Construction of the houses that run up the left hand side of the road began in 1905 and by 1920, the scene was considerably busier. The main gateposts, trees and telegraph poles are still there, although one gatepost seems to have been lost, and it’s interesting to note that all three vehicles in view are either horse-drawn or steam-powered.
Moving up the hill, we reach the junction with Victoria Road. For many years, each corner housed a shop, although this was no longer the case by 1985 – and I’m not certain I remember shops being there much before that either. The telegraph poles changed several times, and had disappeared by 1985 or so (going by the registration of the car pictured), to be replaced by street lighting.
I also found an estate agent’s brochure for the lower of the corner houses from 1985, when it was priced at £29,000. A similar house now might be worth seven or eight times that amount.
Moving up towards the centre of the village, we turn to look back down the hill between the Derwent Hotel, which I talked about last month, and Hancock’s stores, which has long-since been converted to a dental surgery with flats above. The row of houses down the hill from the hotel is Coronation Villas, built in 1902. On the opposite side a little higher up is a wooden hut that may be the forerunner to the sweet shop I remember from my childhood (site now built over by a private house) and between that and Hancock’s shop, we now have a brick-built bus shelter and (disused) public toilets). Note also that a pavement (sidewalk to you in the US) now runs up both sides of the road in that area.
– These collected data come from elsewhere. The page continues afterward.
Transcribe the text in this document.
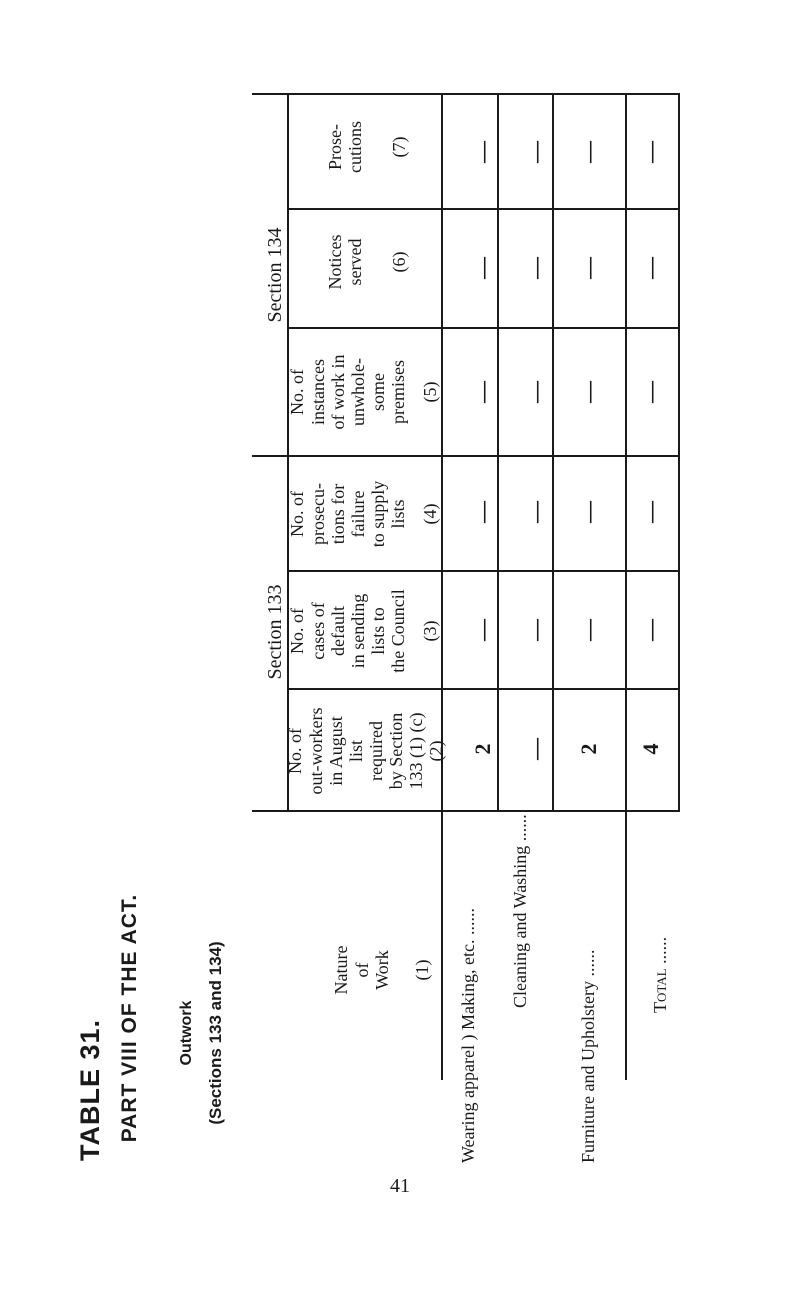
TABLE 31. PART VIII OF THE ACT. Outwork (Sections 133 and 134)
Section 134
Section 133
Nature of Work (1)
No. of out-workers in August list required by Section 133 (1) (c) (2)
No. of cases of default in sending lists to the Council (3)
No. of prosecu- tions for failure to supply lists (4)
No. of instances of work in unwhole- some premises (5)
Notices served (6)
Prose- cutions (7)
Wearing apparel ) Making, etc. ...... Cleaning and Washing ......
Furniture and Upholstery ......	Total ......
2
—
—
—
—
—
—
—
—
—
—
—
2
—
—
—
—
—
4
—
—
—
—
—
41
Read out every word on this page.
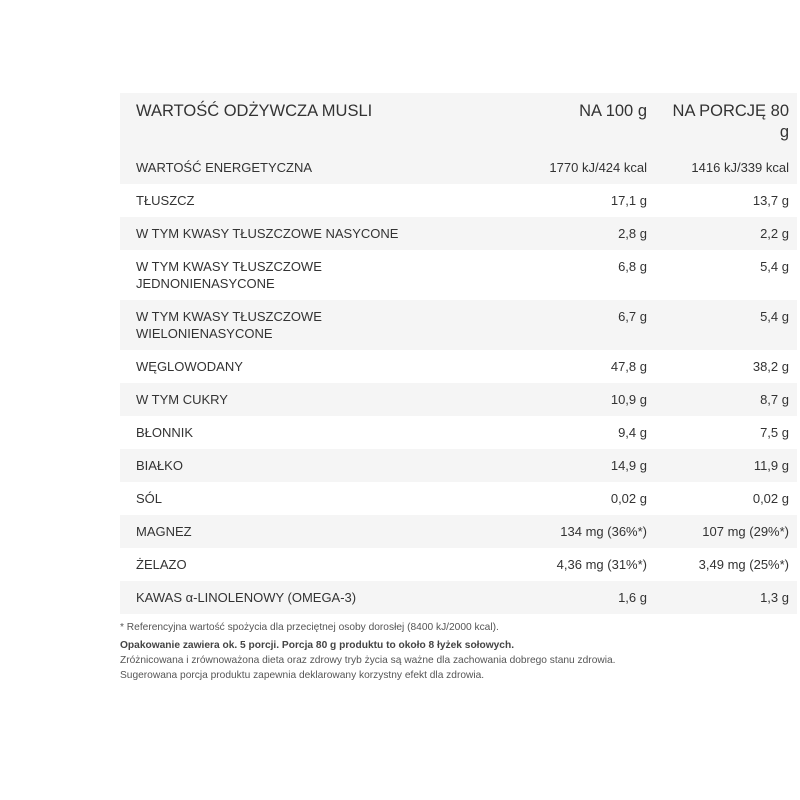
WARTOŚĆ ODŻYWCZA MUSLI	NA 100 g	NA PORCJĘ 80 g
WARTOŚĆ ENERGETYCZNA	1770 kJ/424 kcal	1416 kJ/339 kcal
TŁUSZCZ	17,1 g	13,7 g
W TYM KWASY TŁUSZCZOWE NASYCONE	2,8 g	2,2 g
W TYM KWASY TŁUSZCZOWE JEDNONIENASYCONE	6,8 g	5,4 g
W TYM KWASY TŁUSZCZOWE WIELONIENASYCONE	6,7 g	5,4 g
WĘGLOWODANY	47,8 g	38,2 g
W TYM CUKRY	10,9 g	8,7 g
BŁONNIK	9,4 g	7,5 g
BIAŁKO	14,9 g	11,9 g
SÓL	0,02 g	0,02 g
MAGNEZ	134 mg (36%*)	107 mg (29%*)
ŻELAZO	4,36 mg (31%*)	3,49 mg (25%*)
KAWAS α-LINOLENOWY (OMEGA-3)	1,6 g	1,3 g

* Referencyjna wartość spożycia dla przeciętnej osoby dorosłej (8400 kJ/2000 kcal).

Opakowanie zawiera ok. 5 porcji. Porcja 80 g produktu to około 8 łyżek sołowych.

Zróżnicowana i zrównoważona dieta oraz zdrowy tryb życia są ważne dla zachowania dobrego stanu zdrowia.

Sugerowana porcja produktu zapewnia deklarowany korzystny efekt dla zdrowia.
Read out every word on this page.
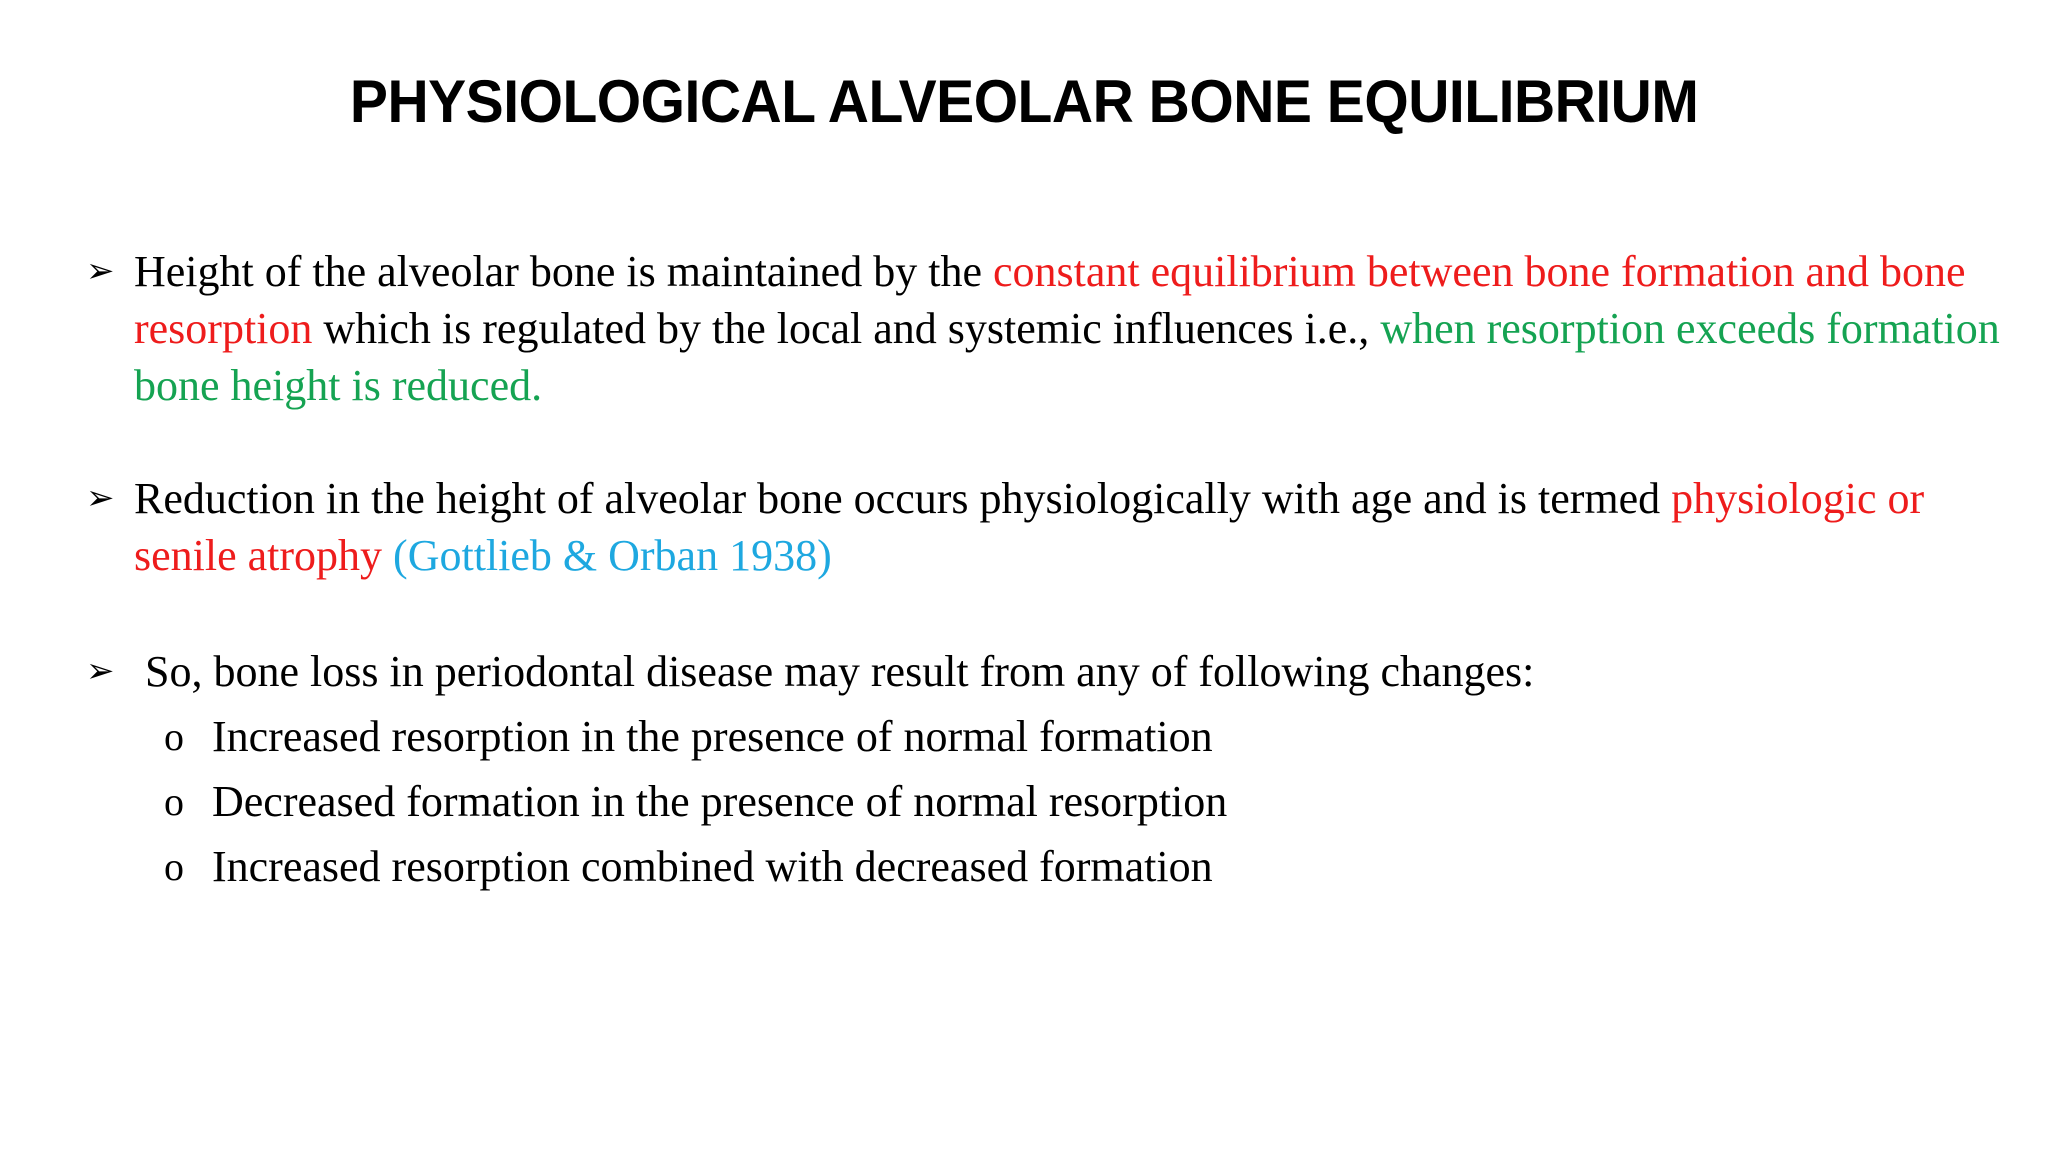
PHYSIOLOGICAL ALVEOLAR BONE EQUILIBRIUM
➢ Height of the alveolar bone is maintained by the constant equilibrium between bone formation and bone resorption which is regulated by the local and systemic influences i.e., when resorption exceeds formation bone height is reduced.
➢ Reduction in the height of alveolar bone occurs physiologically with age and is termed physiologic or senile atrophy (Gottlieb & Orban 1938)
➢ So, bone loss in periodontal disease may result from any of following changes:
o Increased resorption in the presence of normal formation
o Decreased formation in the presence of normal resorption
o Increased resorption combined with decreased formation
Continuing up the hill a little, we reach the village green, site of the well dressing in summer and the nativity scene at Christmas, as well as a popular vantage point for watching the carnival procession every year. That at least seems to be a long-standing tradition; I found two photographs of a Silver Jubilee parade in 1935 (pictured above), celebrating the 25th year of the reign of George V and Queen Mary. By the green, we also see a cobbler’s shop next to the site where the well dressing and nativity scene are erected annually. That’s no longer there, and the site of a bank branch that subsequently sat a little further back off the road is also now being (slowly) redeveloped.
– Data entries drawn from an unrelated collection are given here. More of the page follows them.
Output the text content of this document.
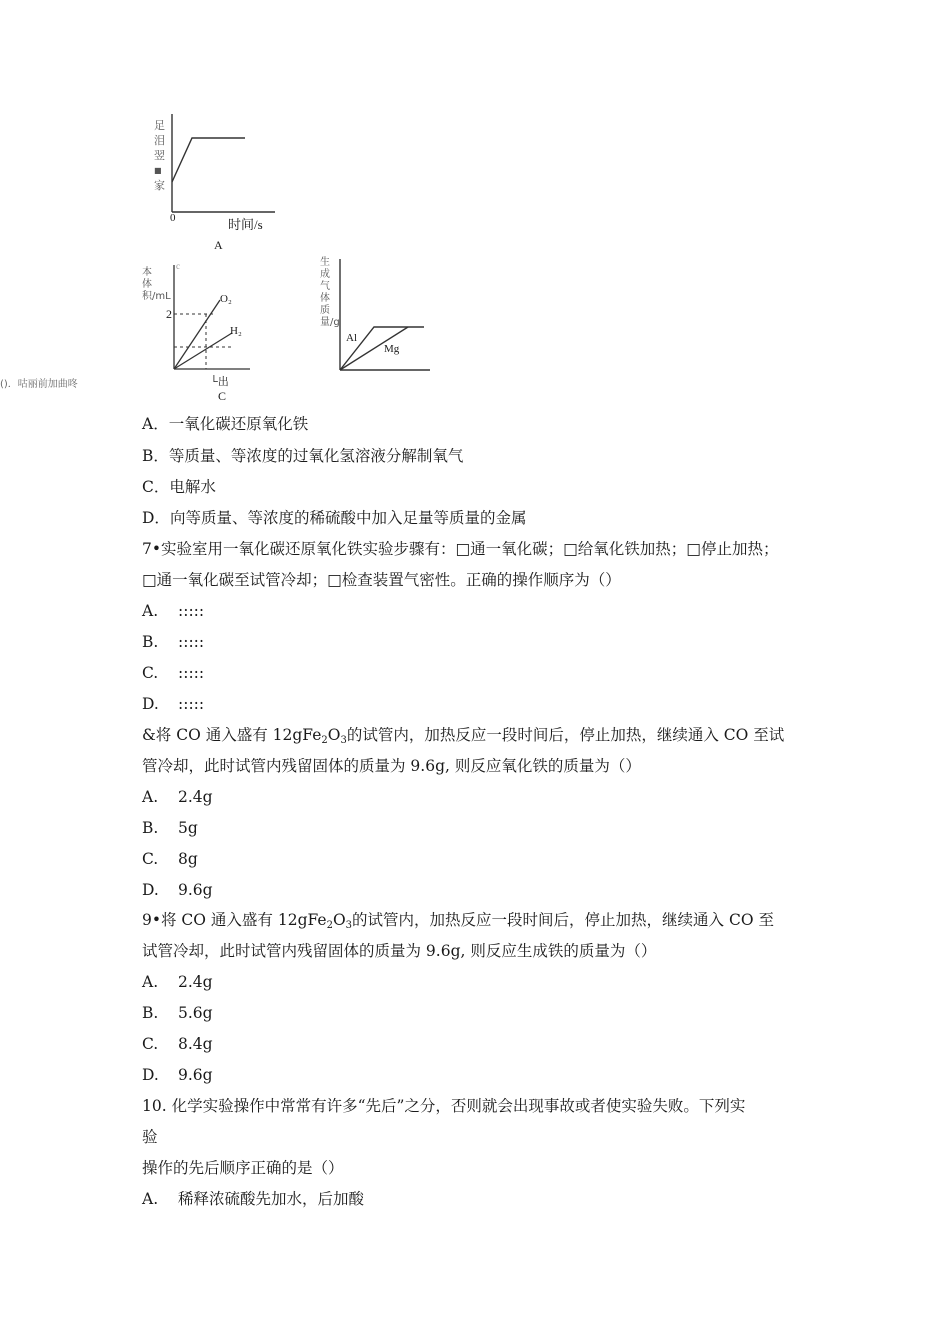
足
泪
翌
■
家
0	时间/s
A
本体积/mL
2
O₂
H₂
c
└出
C
生成气体质量/g
Al
Mg
()．咕丽前加曲咚
A．一氧化碳还原氧化铁
B．等质量、等浓度的过氧化氢溶液分解制氧气
C．电解水
D．向等质量、等浓度的稀硫酸中加入足量等质量的金属
7•实验室用一氧化碳还原氧化铁实验步骤有：□通一氧化碳；□给氧化铁加热；□停止加热；
□通一氧化碳至试管冷却；□检查装置气密性。正确的操作顺序为（）
A. :::::
B. :::::
C. :::::
D. :::::
&将 CO 通入盛有 $12gFe_2O_3$的试管内，加热反应一段时间后，停止加热，继续通入 CO 至试
管冷却，此时试管内残留固体的质量为 9.6g, 则反应氧化铁的质量为（）
A. 2.4g
B. 5g
C. 8g
D. 9.6g
9•将 CO 通入盛有 $12gFe_2O_3$的试管内，加热反应一段时间后，停止加热，继续通入 CO 至
试管冷却，此时试管内残留固体的质量为 9.6g, 则反应生成铁的质量为（）
A. 2.4g
B. 5.6g
C. 8.4g
D. 9.6g
10. 化学实验操作中常常有许多“先后”之分，否则就会出现事故或者使实验失败。下列实
验
操作的先后顺序正确的是（）
A. 稀释浓硫酸先加水，后加酸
Passing the Village Institute, which has changed little on the outside in the 100 years it has stood there, we end this month’s visit at the (now community-owned) Angler’s Rest. The shop across the road has long been a private house, and the whole structure of the building altered to better accommodate the main road and a pavement. Meanwhile the carriage house (or garage) with the Posting sign above it (pictured below) has now been redeveloped into a snug.
The database contains well over 500 files, some of which contain more than one photograph, so I should have plenty more to share in coming months, not just of the main village but also, I suspect, of the drowned villages of Derwent and Ashopton.